China fact of the day

The school system in mainland China is more market-oriented (allows more consumer choice) than the school system of the world’s largest capitalist economy.

[A]s compared with parents in the United States, Chinese parents have more choice of schools for their children. They are not subject to paying a real estate tax, to finance the usually only public school available to their children. The Chinese schools are financed partly by general tax revenue and partly by tuition. There are several public and private schools available to most urban families. The schools are not obliged to accept any student below the standard they set, and thus have different academic standards. Parents have a choice of primary and secondary schools; and schools, public and private, can choose their students.

Gregory C. Chow, China’s Economic Transformation (second edition, Blackwell Publishing, 2007), p. 402.

This might explain. in part, Shanghai’s outstanding performance in PISA, the OECD’s global test of 15-year-old students’ skills in reading, maths and science. In Chinese universities, in contrast, standards are low; as a result, large numbers of graduates are unemployed or underemployed.

Gregory Chow (1929-) is professor emeritus of political economy and econometrics at Princeton University. He is best known for invention of the “Chow test”, a statistical test for structural change in a regression.

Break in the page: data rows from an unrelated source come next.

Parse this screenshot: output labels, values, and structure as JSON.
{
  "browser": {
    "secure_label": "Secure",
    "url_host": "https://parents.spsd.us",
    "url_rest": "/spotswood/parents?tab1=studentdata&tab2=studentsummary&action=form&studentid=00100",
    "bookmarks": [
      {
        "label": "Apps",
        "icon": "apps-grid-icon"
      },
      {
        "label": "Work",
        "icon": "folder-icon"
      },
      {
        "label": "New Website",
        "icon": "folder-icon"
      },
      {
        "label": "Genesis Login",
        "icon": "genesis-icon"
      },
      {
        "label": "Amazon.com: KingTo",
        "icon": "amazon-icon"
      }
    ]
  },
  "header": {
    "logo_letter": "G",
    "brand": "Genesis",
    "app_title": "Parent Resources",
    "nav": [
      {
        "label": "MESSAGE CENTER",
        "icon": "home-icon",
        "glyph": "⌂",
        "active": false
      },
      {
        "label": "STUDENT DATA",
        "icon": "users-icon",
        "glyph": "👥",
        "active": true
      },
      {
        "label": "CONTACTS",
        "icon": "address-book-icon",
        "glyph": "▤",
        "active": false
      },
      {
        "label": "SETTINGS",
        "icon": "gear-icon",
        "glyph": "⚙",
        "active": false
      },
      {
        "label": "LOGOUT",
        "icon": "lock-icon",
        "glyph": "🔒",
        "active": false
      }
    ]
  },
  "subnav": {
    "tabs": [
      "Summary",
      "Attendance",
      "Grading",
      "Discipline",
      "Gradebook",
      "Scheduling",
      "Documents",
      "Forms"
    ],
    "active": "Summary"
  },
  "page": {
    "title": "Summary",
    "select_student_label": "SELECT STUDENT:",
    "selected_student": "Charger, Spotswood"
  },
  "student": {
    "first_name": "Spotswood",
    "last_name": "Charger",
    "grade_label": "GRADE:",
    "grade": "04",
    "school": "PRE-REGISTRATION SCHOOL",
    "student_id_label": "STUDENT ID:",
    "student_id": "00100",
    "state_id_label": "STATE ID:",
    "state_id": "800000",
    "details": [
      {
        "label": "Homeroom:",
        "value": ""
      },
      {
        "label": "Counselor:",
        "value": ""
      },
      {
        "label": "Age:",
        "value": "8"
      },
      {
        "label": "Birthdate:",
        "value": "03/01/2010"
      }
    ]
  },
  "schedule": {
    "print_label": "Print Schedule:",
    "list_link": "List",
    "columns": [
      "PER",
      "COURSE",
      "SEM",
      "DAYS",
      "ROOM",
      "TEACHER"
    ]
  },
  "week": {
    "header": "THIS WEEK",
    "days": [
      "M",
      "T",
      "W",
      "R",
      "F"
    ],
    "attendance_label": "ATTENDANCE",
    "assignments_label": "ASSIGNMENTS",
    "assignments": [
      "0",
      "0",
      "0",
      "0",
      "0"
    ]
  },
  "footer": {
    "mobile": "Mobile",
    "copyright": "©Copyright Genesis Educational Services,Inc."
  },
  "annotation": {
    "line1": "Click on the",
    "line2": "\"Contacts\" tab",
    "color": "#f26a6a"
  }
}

Mr Chow grew up in Guangdong province in South China, and moved with his family to Hong Kong in 1937, when the Japanese invaded China. In 1942 he and his family moved to Macao after the Japanese occupation of Hong Kong. The Chow family returned to Guangdong province in 1945 and Gregory entered Lingnan University, transferring after one year to Cornell University. He went on to graduate school at the University of Chicago, where he completed an economics PhD in 1955. He taught first at MIT, then briefly at Cornell before moving to Princeton in 1970.